Jenny Liddle-Bob.Lucy McDonald.Sasha Green - Why don't you know their names?
The Australian Women's Weekly|July 2024
Indigenous women are being murdered at frightening rates, their deaths often left uninvestigated and widely unreported. Here The Weekly meets families who are battling grief and desperate for solutions.
SUSAN CHENERY
Jenny Liddle-Bob.Lucy McDonald.Sasha Green - Why don't you know their names?

When Colin McDonald came out as gay, his mother, Lucy, played him The Pretenders’ song, I’ll Stand by You. “She already knew,” he says. “She was telling me, ‘I don’t give a sh*t, you’re my baby’.” Colin cries when he hears that song now. It is a memory of a mother who is no longer here. Lucy disappeared from her house in Lismore, NSW, on Tuesday, April 30, 2002. Colin is speaking now, he says, because “I just want to give my mother a voice”.

On the Sunday, he and his boyfriend had returned from the Gold Coast to find 11 messages from Lucy on their answering machine. “I didn’t have a mobile at the time. She was saying, ‘Help, please pick up’. Someone was tapping on her windows and prank calling her.”

Colin, who was studying in Lismore, told her he would go and see her on Tuesday.
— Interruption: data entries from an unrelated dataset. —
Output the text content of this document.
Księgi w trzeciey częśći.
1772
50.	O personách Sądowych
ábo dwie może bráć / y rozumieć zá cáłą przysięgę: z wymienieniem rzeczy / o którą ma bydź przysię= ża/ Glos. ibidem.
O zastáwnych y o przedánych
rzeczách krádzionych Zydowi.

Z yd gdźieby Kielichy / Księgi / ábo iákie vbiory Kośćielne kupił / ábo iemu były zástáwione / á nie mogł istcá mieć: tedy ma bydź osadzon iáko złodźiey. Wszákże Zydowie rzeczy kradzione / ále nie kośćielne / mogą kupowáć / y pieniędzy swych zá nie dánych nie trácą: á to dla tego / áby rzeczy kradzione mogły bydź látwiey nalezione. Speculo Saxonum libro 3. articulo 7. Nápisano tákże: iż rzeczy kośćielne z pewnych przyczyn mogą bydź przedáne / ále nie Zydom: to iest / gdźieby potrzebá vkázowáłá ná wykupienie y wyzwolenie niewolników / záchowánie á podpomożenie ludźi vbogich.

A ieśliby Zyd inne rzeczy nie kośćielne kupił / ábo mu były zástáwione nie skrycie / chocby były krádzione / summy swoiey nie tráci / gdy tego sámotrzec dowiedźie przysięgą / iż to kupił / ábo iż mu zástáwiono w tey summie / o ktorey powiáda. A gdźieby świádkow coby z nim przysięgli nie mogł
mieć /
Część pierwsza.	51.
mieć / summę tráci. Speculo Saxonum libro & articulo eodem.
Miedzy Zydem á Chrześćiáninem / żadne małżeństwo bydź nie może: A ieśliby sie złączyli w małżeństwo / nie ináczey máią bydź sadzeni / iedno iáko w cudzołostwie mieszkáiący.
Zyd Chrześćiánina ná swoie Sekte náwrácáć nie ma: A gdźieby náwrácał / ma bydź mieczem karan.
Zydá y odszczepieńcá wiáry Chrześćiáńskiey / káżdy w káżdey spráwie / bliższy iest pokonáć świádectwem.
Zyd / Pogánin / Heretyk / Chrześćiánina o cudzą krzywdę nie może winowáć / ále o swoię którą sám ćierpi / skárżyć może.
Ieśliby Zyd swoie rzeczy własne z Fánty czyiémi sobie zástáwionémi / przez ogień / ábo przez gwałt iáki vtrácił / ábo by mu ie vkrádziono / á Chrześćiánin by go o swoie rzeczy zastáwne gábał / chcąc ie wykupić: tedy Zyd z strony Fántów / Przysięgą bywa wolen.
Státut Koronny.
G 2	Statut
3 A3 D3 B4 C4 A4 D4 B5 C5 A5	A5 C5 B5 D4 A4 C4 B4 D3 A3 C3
But by then she was gone.

On the Monday a maintenance man heard her screams for help from across the road. Sometime between then and the next morning Lucy vanished, leaving her keys and wallet behind.

“She’d never go anywhere without her house keys and wallet,” Colin says. He insists Lucy wouldn’t have left the house on her own because she’d been suffering depression and anxiety attacks, not getting out of her pyjamas.

“I believe she left with someone she knew or trusted,” Colin tells The Weekly. “She was a very committed preschool teacher. If she went out with the girls and they all got on it, she was still at work at 7am. To this day I don’t understand what caused the depression, but something did. She was the most kind-hearted, beautiful, positive person.”

And Colin knows she would never, ever have left him or his sister. He had been born when Lucy was 14 years old. “We were so close. If she were to run away, she would have told us and said, ‘Don’t tell anyone’. She told us everything.”